落ちる溜め息。項垂れた顔からは、表情は見えない。
「お前、人がどんな気持ちで…… 」
そんな二海人を見て、ズキッと胸の奥が軋んだ。
……やっぱり、俺と結婚したの、後悔してるんだ。
「ごめん、俺のせいで 」
友達としか思ってないのに、俺が勝手に好きになって、子どもまで作って、責任取らされて。

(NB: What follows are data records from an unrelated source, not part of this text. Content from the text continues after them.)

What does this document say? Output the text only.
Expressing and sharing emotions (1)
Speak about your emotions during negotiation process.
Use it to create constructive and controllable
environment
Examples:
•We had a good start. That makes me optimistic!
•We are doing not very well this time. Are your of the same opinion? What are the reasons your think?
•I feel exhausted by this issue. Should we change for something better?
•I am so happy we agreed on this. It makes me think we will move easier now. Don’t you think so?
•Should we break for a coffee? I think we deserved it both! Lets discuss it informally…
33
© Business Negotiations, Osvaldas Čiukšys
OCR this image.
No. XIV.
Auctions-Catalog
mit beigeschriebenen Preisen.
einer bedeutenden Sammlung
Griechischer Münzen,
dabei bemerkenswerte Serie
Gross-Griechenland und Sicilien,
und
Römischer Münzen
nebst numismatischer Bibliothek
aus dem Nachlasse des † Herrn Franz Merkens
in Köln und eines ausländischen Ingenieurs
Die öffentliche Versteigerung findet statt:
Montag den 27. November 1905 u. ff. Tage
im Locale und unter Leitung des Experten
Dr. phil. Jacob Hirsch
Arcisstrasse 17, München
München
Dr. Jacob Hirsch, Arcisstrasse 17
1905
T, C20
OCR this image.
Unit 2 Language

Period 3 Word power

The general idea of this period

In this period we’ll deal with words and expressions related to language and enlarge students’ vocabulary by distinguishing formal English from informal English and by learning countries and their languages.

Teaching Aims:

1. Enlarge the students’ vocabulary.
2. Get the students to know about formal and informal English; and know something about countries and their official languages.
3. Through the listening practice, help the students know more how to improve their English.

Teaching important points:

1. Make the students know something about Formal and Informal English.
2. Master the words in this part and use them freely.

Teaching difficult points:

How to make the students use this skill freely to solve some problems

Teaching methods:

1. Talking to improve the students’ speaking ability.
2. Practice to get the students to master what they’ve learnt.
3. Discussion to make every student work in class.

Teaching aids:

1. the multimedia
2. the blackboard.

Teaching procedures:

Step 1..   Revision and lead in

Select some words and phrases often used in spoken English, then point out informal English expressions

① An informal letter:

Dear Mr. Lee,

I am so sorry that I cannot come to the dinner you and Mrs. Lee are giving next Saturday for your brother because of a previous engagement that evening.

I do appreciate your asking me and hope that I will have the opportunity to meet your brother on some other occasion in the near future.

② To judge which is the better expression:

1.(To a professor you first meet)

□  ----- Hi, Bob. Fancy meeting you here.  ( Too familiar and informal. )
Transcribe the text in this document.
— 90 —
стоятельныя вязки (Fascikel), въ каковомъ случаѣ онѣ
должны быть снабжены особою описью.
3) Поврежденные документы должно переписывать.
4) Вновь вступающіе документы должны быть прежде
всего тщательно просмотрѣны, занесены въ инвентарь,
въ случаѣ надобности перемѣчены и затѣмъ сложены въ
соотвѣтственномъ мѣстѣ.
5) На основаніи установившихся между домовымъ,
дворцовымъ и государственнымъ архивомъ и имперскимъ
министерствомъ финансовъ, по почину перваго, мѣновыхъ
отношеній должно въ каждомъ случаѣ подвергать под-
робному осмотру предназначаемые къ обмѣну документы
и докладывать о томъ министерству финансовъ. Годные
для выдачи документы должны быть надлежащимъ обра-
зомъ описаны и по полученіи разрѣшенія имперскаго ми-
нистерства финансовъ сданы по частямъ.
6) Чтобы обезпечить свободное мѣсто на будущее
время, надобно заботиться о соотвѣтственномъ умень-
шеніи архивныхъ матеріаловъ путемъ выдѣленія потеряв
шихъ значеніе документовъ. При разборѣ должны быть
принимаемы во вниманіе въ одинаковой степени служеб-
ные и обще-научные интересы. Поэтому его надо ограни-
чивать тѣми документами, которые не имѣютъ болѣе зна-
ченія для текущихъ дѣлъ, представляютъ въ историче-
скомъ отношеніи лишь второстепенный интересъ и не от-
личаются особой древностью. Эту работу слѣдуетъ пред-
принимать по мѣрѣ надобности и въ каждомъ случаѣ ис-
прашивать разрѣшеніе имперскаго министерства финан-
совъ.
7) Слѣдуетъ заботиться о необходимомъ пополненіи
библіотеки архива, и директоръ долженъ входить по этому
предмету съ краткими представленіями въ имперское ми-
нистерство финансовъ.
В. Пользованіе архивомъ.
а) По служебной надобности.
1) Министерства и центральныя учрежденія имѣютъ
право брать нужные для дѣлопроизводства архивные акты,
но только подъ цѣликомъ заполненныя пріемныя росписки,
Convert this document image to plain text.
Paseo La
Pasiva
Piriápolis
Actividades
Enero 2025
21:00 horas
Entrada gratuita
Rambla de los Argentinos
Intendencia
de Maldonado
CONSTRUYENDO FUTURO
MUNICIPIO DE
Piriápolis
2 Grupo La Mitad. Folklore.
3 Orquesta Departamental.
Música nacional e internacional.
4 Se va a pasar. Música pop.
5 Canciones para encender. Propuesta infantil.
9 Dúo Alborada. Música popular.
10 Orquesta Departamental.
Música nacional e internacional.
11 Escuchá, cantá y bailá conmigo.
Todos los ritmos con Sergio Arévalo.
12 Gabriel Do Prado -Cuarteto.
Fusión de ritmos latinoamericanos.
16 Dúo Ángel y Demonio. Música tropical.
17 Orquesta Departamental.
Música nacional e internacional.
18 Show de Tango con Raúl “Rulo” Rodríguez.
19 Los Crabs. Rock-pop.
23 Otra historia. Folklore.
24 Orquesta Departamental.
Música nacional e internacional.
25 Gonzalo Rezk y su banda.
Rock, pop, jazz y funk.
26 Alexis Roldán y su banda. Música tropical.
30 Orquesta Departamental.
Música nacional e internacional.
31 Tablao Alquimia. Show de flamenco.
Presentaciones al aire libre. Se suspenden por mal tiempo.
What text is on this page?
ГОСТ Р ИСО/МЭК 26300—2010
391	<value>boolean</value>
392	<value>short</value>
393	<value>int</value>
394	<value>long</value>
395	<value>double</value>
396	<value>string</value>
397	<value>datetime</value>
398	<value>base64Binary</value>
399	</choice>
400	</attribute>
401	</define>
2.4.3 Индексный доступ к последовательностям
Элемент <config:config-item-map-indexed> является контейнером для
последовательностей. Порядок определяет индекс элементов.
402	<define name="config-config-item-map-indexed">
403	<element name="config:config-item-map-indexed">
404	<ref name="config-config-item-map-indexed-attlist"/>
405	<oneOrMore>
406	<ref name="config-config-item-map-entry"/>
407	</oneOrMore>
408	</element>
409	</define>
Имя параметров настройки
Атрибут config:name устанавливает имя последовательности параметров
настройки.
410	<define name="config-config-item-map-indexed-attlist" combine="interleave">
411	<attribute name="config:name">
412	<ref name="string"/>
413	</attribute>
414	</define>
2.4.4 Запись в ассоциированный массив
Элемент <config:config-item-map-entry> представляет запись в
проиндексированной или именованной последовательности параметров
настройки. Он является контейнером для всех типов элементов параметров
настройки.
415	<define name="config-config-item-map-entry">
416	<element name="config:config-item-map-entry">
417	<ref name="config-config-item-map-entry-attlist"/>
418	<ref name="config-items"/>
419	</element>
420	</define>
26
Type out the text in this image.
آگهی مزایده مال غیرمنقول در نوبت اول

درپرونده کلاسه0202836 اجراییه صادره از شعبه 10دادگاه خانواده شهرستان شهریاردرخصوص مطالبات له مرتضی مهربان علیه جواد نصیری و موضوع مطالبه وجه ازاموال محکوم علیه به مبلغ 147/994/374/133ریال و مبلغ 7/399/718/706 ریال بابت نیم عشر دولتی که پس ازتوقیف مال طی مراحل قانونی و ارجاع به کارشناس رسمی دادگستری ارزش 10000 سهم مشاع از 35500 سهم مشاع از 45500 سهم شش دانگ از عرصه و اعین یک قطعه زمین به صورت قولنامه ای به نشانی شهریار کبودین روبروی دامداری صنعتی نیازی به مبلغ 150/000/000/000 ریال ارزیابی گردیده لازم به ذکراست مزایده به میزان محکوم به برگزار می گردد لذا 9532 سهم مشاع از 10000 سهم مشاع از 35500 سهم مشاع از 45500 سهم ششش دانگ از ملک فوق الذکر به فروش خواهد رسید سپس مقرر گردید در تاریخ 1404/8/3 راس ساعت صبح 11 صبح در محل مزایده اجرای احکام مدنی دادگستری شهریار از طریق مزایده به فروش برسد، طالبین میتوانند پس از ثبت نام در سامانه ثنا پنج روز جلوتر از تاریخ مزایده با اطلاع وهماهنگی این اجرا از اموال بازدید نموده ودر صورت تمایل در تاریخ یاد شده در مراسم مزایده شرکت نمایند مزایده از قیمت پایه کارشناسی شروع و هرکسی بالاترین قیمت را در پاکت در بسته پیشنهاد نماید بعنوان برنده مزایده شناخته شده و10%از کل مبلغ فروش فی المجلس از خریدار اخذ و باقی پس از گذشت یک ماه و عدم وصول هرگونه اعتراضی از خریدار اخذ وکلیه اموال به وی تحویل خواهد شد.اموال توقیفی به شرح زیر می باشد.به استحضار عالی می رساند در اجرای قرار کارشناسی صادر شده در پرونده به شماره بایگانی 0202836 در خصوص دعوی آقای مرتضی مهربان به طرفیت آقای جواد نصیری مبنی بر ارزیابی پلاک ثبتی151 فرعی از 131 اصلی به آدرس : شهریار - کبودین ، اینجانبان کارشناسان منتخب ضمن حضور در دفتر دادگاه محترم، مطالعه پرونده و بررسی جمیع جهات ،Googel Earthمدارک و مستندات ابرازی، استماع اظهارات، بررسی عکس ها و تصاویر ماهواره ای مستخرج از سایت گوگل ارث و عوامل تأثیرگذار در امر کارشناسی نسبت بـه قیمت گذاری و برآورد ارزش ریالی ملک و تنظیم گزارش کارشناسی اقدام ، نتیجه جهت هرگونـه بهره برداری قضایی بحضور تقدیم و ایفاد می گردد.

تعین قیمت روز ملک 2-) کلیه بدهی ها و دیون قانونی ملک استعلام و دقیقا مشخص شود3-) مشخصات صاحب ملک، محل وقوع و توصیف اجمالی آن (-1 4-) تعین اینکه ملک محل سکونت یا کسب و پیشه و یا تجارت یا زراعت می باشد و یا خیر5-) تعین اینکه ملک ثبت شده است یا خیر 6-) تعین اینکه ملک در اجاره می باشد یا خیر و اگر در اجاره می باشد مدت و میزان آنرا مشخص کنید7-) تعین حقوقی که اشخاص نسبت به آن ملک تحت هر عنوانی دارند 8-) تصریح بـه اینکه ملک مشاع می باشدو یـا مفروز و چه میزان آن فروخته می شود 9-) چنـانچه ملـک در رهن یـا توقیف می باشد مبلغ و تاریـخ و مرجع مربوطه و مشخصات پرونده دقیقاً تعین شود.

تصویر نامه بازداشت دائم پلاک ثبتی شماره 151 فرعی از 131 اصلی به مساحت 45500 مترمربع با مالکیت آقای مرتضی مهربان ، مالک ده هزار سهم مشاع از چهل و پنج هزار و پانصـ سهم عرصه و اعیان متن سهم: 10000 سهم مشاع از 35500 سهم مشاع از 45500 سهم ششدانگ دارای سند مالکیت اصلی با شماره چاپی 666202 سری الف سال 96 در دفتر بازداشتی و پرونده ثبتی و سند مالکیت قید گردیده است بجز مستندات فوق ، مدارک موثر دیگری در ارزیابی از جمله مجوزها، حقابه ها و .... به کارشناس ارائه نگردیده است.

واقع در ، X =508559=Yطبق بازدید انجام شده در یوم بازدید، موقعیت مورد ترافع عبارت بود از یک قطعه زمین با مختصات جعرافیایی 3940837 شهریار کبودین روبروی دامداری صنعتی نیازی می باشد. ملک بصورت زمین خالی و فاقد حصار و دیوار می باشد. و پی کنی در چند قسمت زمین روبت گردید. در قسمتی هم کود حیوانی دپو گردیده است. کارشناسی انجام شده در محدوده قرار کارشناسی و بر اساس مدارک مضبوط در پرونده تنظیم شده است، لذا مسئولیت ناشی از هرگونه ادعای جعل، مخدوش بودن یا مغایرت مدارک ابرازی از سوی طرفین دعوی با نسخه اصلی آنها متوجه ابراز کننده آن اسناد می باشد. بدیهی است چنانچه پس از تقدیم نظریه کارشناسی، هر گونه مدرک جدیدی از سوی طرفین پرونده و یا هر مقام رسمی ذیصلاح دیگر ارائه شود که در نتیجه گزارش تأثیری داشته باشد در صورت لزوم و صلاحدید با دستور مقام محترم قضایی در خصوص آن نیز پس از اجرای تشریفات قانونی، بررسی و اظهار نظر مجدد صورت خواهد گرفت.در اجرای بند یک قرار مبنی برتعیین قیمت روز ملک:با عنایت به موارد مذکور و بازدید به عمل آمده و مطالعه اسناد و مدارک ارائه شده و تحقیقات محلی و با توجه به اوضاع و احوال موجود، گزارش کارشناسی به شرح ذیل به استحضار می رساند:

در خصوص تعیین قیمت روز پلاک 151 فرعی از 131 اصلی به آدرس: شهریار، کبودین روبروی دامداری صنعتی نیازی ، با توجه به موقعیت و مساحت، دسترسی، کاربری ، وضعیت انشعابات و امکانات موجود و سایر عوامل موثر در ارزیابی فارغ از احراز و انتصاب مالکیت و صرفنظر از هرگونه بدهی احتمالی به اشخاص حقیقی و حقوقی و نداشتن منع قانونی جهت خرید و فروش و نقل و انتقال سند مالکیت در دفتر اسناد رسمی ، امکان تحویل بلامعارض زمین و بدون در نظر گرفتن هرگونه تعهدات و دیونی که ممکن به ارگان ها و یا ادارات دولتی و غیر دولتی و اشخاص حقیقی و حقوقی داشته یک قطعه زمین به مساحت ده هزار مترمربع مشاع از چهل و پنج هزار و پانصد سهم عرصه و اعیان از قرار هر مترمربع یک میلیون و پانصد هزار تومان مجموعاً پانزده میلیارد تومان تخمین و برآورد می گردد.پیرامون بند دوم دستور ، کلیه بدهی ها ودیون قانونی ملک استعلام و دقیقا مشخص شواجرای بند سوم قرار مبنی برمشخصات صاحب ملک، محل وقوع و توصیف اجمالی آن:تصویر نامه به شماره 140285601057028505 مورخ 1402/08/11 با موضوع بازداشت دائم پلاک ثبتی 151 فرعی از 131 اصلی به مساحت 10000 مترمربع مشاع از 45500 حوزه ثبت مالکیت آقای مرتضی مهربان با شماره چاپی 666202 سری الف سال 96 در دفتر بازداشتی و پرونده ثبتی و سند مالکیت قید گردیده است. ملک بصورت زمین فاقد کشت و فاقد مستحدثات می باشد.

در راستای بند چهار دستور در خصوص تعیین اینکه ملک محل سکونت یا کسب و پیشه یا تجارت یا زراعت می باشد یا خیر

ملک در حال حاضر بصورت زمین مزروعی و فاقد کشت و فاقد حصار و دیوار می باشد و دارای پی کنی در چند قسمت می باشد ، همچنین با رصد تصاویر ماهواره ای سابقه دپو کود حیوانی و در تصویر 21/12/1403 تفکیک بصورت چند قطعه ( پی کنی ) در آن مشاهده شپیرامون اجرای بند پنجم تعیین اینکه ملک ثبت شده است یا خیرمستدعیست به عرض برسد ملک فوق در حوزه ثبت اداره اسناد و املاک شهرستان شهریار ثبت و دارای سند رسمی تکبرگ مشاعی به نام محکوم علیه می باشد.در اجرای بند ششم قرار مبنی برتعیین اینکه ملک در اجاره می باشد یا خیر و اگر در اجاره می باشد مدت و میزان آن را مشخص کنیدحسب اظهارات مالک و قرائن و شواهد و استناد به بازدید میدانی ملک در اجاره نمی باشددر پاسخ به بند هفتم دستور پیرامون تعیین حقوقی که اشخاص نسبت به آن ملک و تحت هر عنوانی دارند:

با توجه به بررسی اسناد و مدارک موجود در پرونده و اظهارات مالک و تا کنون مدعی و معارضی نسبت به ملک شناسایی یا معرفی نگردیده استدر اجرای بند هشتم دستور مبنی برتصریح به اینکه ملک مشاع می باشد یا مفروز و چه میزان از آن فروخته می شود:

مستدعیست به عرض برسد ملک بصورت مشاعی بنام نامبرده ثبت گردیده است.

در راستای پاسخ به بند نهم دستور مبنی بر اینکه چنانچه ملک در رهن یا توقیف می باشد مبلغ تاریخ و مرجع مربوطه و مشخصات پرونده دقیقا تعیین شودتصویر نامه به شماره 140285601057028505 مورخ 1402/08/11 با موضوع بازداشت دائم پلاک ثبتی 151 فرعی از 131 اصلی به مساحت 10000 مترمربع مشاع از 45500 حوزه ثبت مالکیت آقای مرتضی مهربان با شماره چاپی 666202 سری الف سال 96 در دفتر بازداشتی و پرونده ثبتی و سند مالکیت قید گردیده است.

きっと想いまで欲しがるなんて間違ってる。分かってるんだ、でも。
「いや、まほのせいじゃない。お前にそんなことを言わせる程、俺に余裕が無いってことだろう? 」
バレてたなんて最低だよな……と、二海人が深呼吸に似た大きな溜め息を零す。
はっきりと認める言葉に、真祝は泣きたくなった。
「そんなに、好きなの? 」
「……は?! おまっ?!」
焦ったのか、いきなり二海人がゲホゲホと噎せた。
体を二つ折りにして咳き込む二海人の背中を、びっくりしながら慌てて擦る。
「大丈夫かよ? 」
「悪い…… 」
「でも、そこまで驚くこと? 」
「驚くよ。つか、んなこと聞くか? 普通…… 」
「聞くよ、大事なことだもん 」
端正な横顔がハッとしたような表情に変わって、「大事、か 」と呟いた。
「真祝 」
「な、何? 」
向き直って握られる両手。見詰める、強い眼差しにドキリとする。
けれど続けられた言葉は、真祝を絶望の淵へと落とした。
「好きだ、愛してる 」
……ホント、最低だ。
次の瞬間、ぱしんっ……と部屋に乾いた音が響いた。
最初のコメントを投稿しよう!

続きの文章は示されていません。